The Gig Economy: New Door To Accessing Best Resources
When you hear the term “Gig Economy”, most likely you think of Uber, Lyft or Airbnb. Probably all of us have seen TV commercials for these companies. However, as we enter 2017 you would benefit from changing your opinion and realizing that the gig economy isn’t just about ride-sharing services and small odd tasks. Smart business owners are taking advantage of changes in the labor markets to gain access and engage highly qualified knowledge workers — and, with some will and a little preparation, you can too. Here are some key steps to take:
Learn about Gig Economy
The first step is to learn a more about what is the Gig Economy. This term refers to a new trend in the labor markets where jobs are performed by freelance resources that are engaged on specific tasks rather than employees.
The freelance economy grew to 55 million Americans in 2016 — 35% of the nation’s workforce – and the growth is likely to continue. This trend doesn’t just exist among drivers and simple service workers. It is growing among professionals who have been trained at tops schools and firms. It is also spreading among various age demographic groups. Why? There are a few reasons:
- Talented and experienced knowledge workers, historically employed on a full-time basis, are dropping out of the full-time labor force and joining the ranks of freelancers. Baby boomers who don’t want or can’t afford to fully retire, or Gen Xers craving flexibility to spend time with their kids and care for elder parents, and millennials who seek more freedom and independence in their work.
- Technology made it easier to do knowledge based work from anywhere at any time. While initially this trend made technology work a prime target for outsourcing, today more and more businesses are pushing other types of work outside of the office. The increased use of business process outsourcing has increased business owners’ comfort level with people doing work outside the employment boundaries of the firm and not tied to one location.
- The employee-employer social contract has all but disappeared over the past 30-40 years. Working for a business no longer offer long term security or many benefits, and individuals are not as loyal as they once were. In fact, for U.S. workers, the median tenure in a job is 4.2 years and no one thinks about lifetime employment. Mobility is here to stay.
Understand the benefits
Once you understand about the Gig Economy, you have to ask: What’s in it for me and my business?
The most immediate benefit is to shift labor costs from fixed to variable. As a business owner having variable costs and reducing overheads immediately adds to the bottom line and provides flexibility to scale costs in line with revenues.
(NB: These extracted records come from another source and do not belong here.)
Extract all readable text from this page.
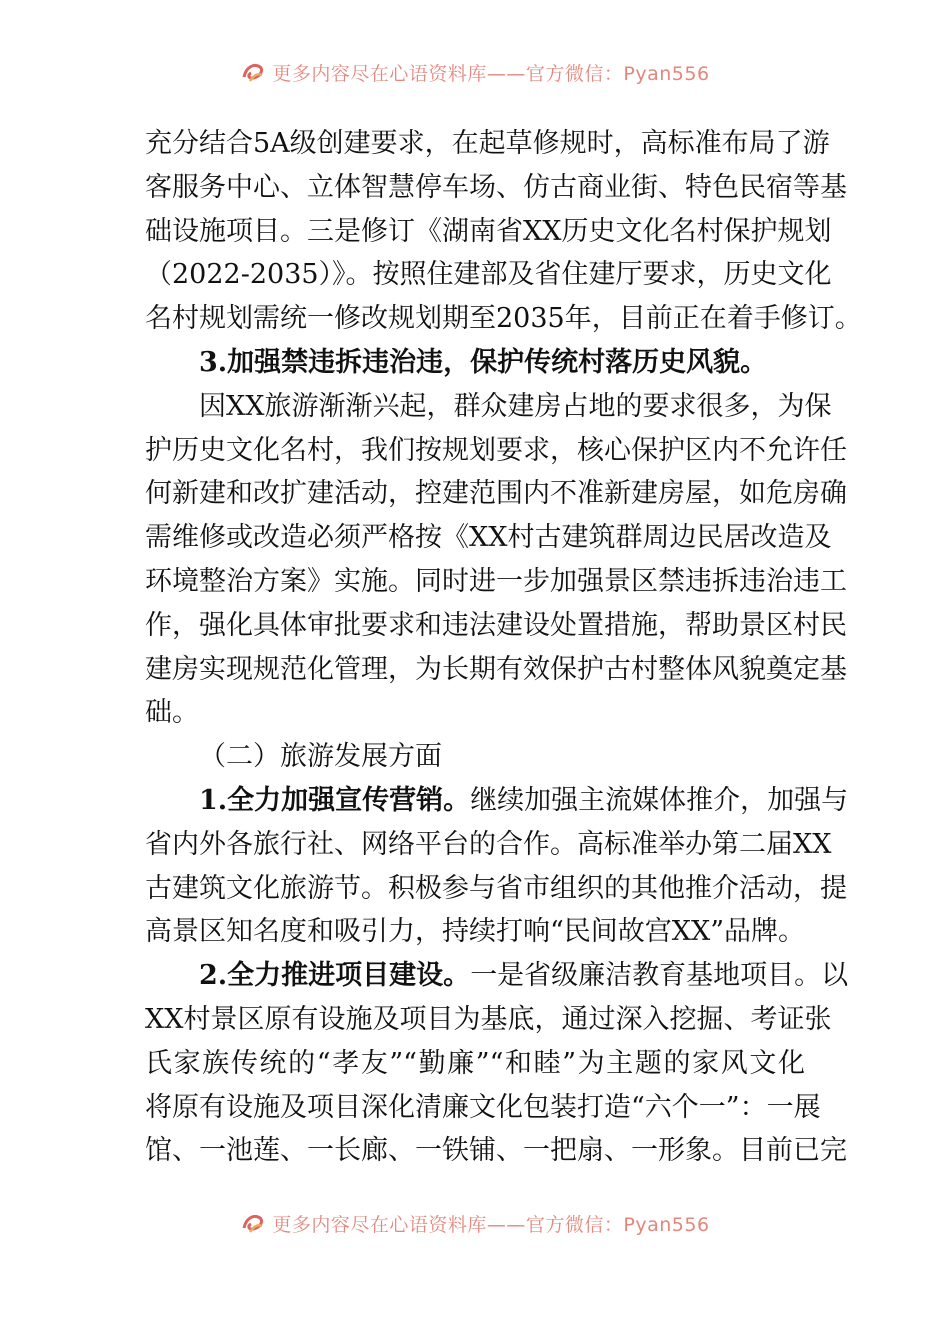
更多内容尽在心语资料库——官方微信：Pyan556
充分结合5A级创建要求，在起草修规时，高标准布局了游
客服务中心、立体智慧停车场、仿古商业街、特色民宿等基
础设施项目。三是修订《湖南省XX历史文化名村保护规划
（2022-2035）》。按照住建部及省住建厅要求，历史文化
名村规划需统一修改规划期至2035年，目前正在着手修订。
3.加强禁违拆违治违，保护传统村落历史风貌。
因XX旅游渐渐兴起，群众建房占地的要求很多，为保
护历史文化名村，我们按规划要求，核心保护区内不允许任
何新建和改扩建活动，控建范围内不准新建房屋，如危房确
需维修或改造必须严格按《XX村古建筑群周边民居改造及
环境整治方案》实施。同时进一步加强景区禁违拆违治违工
作，强化具体审批要求和违法建设处置措施，帮助景区村民
建房实现规范化管理，为长期有效保护古村整体风貌奠定基
础。
（二）旅游发展方面
1.全力加强宣传营销。继续加强主流媒体推介，加强与
省内外各旅行社、网络平台的合作。高标准举办第二届XX
古建筑文化旅游节。积极参与省市组织的其他推介活动，提
高景区知名度和吸引力，持续打响“民间故宫XX”品牌。
2.全力推进项目建设。一是省级廉洁教育基地项目。以
XX村景区原有设施及项目为基底，通过深入挖掘、考证张
氏家族传统的“孝友”“勤廉”“和睦”为主题的家风文化
将原有设施及项目深化清廉文化包装打造“六个一”：一展
馆、一池莲、一长廊、一铁铺、一把扇、一形象。目前已完
更多内容尽在心语资料库——官方微信：Pyan556
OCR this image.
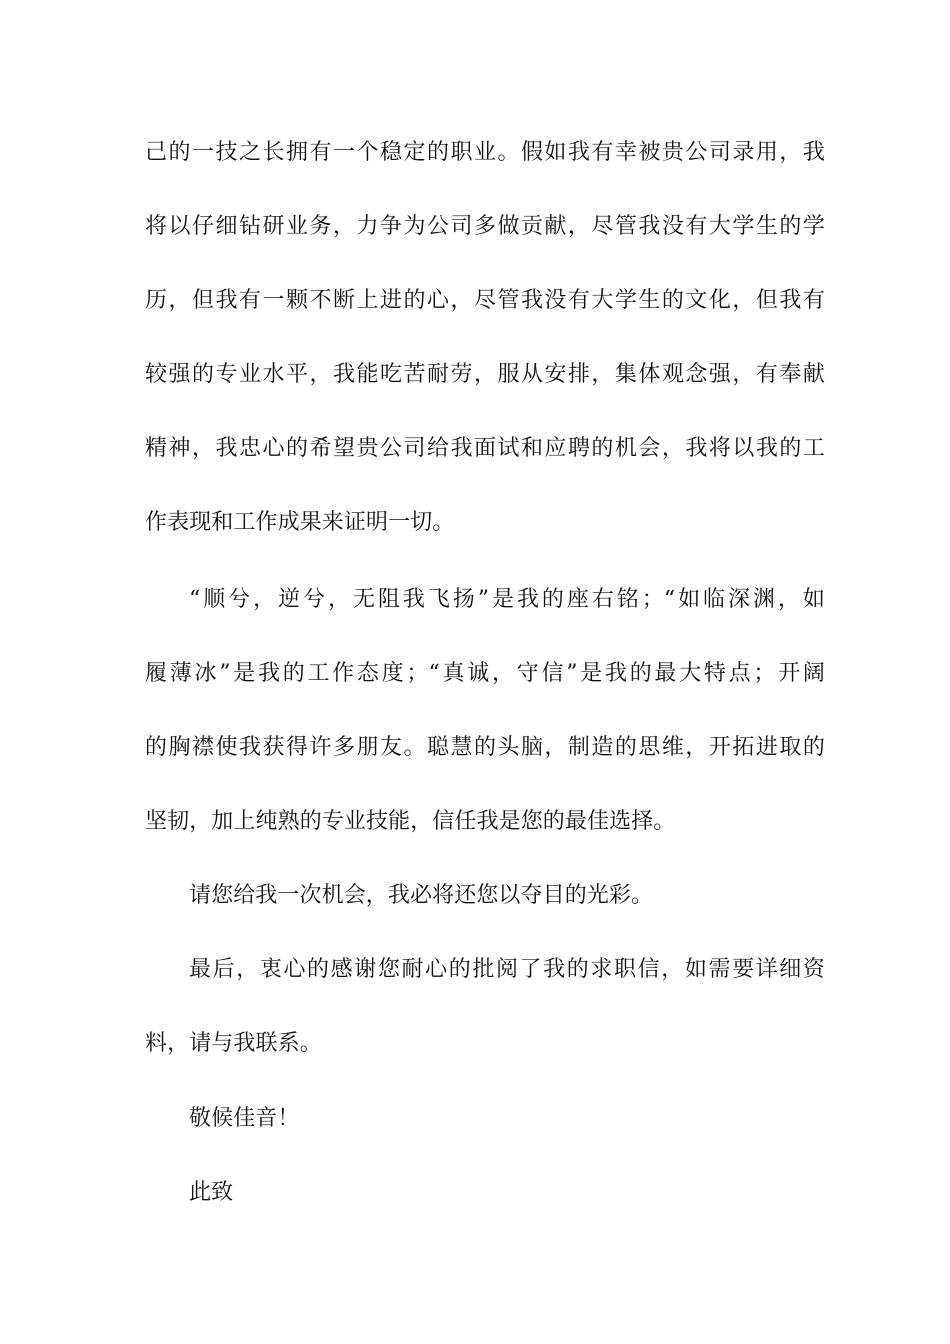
己的一技之长拥有一个稳定的职业。假如我有幸被贵公司录用，我
将以仔细钻研业务，力争为公司多做贡献，尽管我没有大学生的学
历，但我有一颗不断上进的心，尽管我没有大学生的文化，但我有
较强的专业水平，我能吃苦耐劳，服从安排，集体观念强，有奉献
精神，我忠心的希望贵公司给我面试和应聘的机会，我将以我的工
作表现和工作成果来证明一切。
“顺兮，逆兮，无阻我飞扬”是我的座右铭；“如临深渊，如
履薄冰”是我的工作态度；“真诚，守信”是我的最大特点；开阔
的胸襟使我获得许多朋友。聪慧的头脑，制造的思维，开拓进取的
坚韧，加上纯熟的专业技能，信任我是您的最佳选择。
请您给我一次机会，我必将还您以夺目的光彩。
最后，衷心的感谢您耐心的批阅了我的求职信，如需要详细资
料，请与我联系。
敬候佳音！
此致
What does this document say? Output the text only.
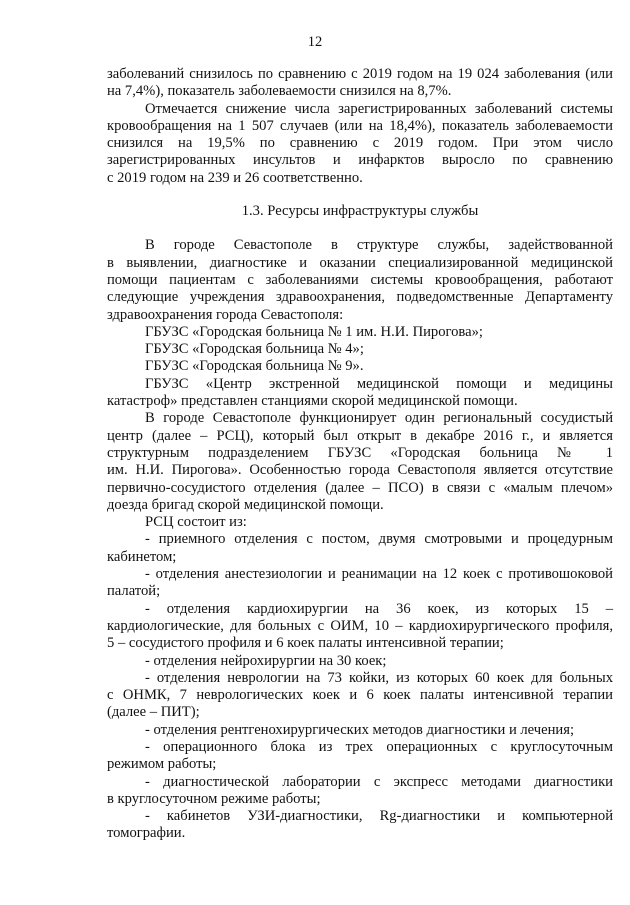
12
заболеваний снизилось по сравнению с 2019 годом на 19 024 заболевания (или
на 7,4%), показатель заболеваемости снизился на 8,7%.
Отмечается снижение числа зарегистрированных заболеваний системы
кровообращения на 1 507 случаев (или на 18,4%), показатель заболеваемости
снизился на 19,5% по сравнению с 2019 годом. При этом число
зарегистрированных инсультов и инфарктов выросло по сравнению
с 2019 годом на 239 и 26 соответственно.
1.3. Ресурсы инфраструктуры службы
В городе Севастополе в структуре службы, задействованной
в выявлении, диагностике и оказании специализированной медицинской
помощи пациентам с заболеваниями системы кровообращения, работают
следующие учреждения здравоохранения, подведомственные Департаменту
здравоохранения города Севастополя:
ГБУЗС «Городская больница № 1 им. Н.И. Пирогова»;
ГБУЗС «Городская больница № 4»;
ГБУЗС «Городская больница № 9».
ГБУЗС «Центр экстренной медицинской помощи и медицины
катастроф» представлен станциями скорой медицинской помощи.
В городе Севастополе функционирует один региональный сосудистый
центр (далее – РСЦ), который был открыт в декабре 2016 г., и является
структурным подразделением ГБУЗС «Городская больница № 1
им. Н.И. Пирогова». Особенностью города Севастополя является отсутствие
первично-сосудистого отделения (далее – ПСО) в связи с «малым плечом»
доезда бригад скорой медицинской помощи.
РСЦ состоит из:
- приемного отделения с постом, двумя смотровыми и процедурным
кабинетом;
- отделения анестезиологии и реанимации на 12 коек с противошоковой
палатой;
- отделения кардиохирургии на 36 коек, из которых 15 –
кардиологические, для больных с ОИМ, 10 – кардиохирургического профиля,
5 – сосудистого профиля и 6 коек палаты интенсивной терапии;
- отделения нейрохирургии на 30 коек;
- отделения неврологии на 73 койки, из которых 60 коек для больных
с ОНМК, 7 неврологических коек и 6 коек палаты интенсивной терапии
(далее – ПИТ);
- отделения рентгенохирургических методов диагностики и лечения;
- операционного блока из трех операционных с круглосуточным
режимом работы;
- диагностической лаборатории с экспресс методами диагностики
в круглосуточном режиме работы;
- кабинетов УЗИ-диагностики, Rg-диагностики и компьютерной
томографии.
But there are other less quantifiable and possibly substantially more valuable benefits:
- You can source niche skills which may not be required on a full-time or ongoing basis, at least not for a while. Having access to a vast pool of on-demand talent can provide flexibility to innovate or develop products and services without committing to a longer term employment relationship.
- You can adequately staff projects without overloading your employees or yourself. Often, these projects become an employee’s third or fourth priority. With a freelancer, you get their focus because delivering on the project is their top priority.
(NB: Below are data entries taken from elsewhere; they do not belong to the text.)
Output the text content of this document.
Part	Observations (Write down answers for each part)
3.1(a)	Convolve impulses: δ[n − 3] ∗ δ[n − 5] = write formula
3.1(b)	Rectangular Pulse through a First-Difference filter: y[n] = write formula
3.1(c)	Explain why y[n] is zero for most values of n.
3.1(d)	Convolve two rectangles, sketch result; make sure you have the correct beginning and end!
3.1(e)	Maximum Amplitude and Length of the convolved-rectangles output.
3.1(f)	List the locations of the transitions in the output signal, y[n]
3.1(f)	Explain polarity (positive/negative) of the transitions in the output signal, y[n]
- You can access top talent that can bring a wealth of experience gained in the traditional labor market without having to engage recruiters and hire away from larger firms.
- Last, but not least, working with a freelancer is perhaps the best way to assess his or her skill and cultural fit before potentially bringing them on board full time. Don’t underestimate this benefit — recruiting and selection processes are notoriously ineffective, and hiring mistakes are expensive.
But perhaps most important step is to prepare your business and your team to effectively use freelance labor. There are several aspects to consider, ranging from the budgeting to the cultural fit.
- You will need to develop an approach to managing freelancers that complies with labor regulations. Being compliant will allow you to retain the key benefits of freelance workforce without exposing you to the risk of fines due to misclassification or poor record keeping. This means you need to find a balance between managing compliance with regulations governing freelance workers and pragmatic way of managing your resources.
- You will also need to have realistic budget set to engage with good freelancers and give them enough resources and time to accomplish their task. Many business owners have unrealistic expectations when hiring freelancers and limit the budgets. Further, many firms treat budget set for freelancers or project based work as a separate pool from what they use for regular employees. This prevents easy and meaningful movement of resources.
- As a business owner or a manager, you will need to apply the same good management practices with your freelancers as you do with your permanent employees. Even if someone works as an external resource, they still require purposeful work, clear objectives, recognition and respect for the work that they do and value that they add to your business.
Once you understand how and why to engage the freelancers, you will need to access the freelance labor market. This is where technology has made perhaps the biggest impact.
Traditionally freelance market has been opaque and fragmented. If you didn’t already know someone or got a recommendation, the cost of finding, vetting and contracting with a freelancer was high. Technology has reduced this cost materially and made the market much more transparent. Online freelancer marketplaces make finding the right resources much less time consuming and costly. Plus you can rely on the feedback left for each freelancer by their prior clients.
Freelancers will become a key part of the knowledge work marketplace. The gig economy isn’t just for rides and the sooner your business taps into this trend, the more benefits you will realize.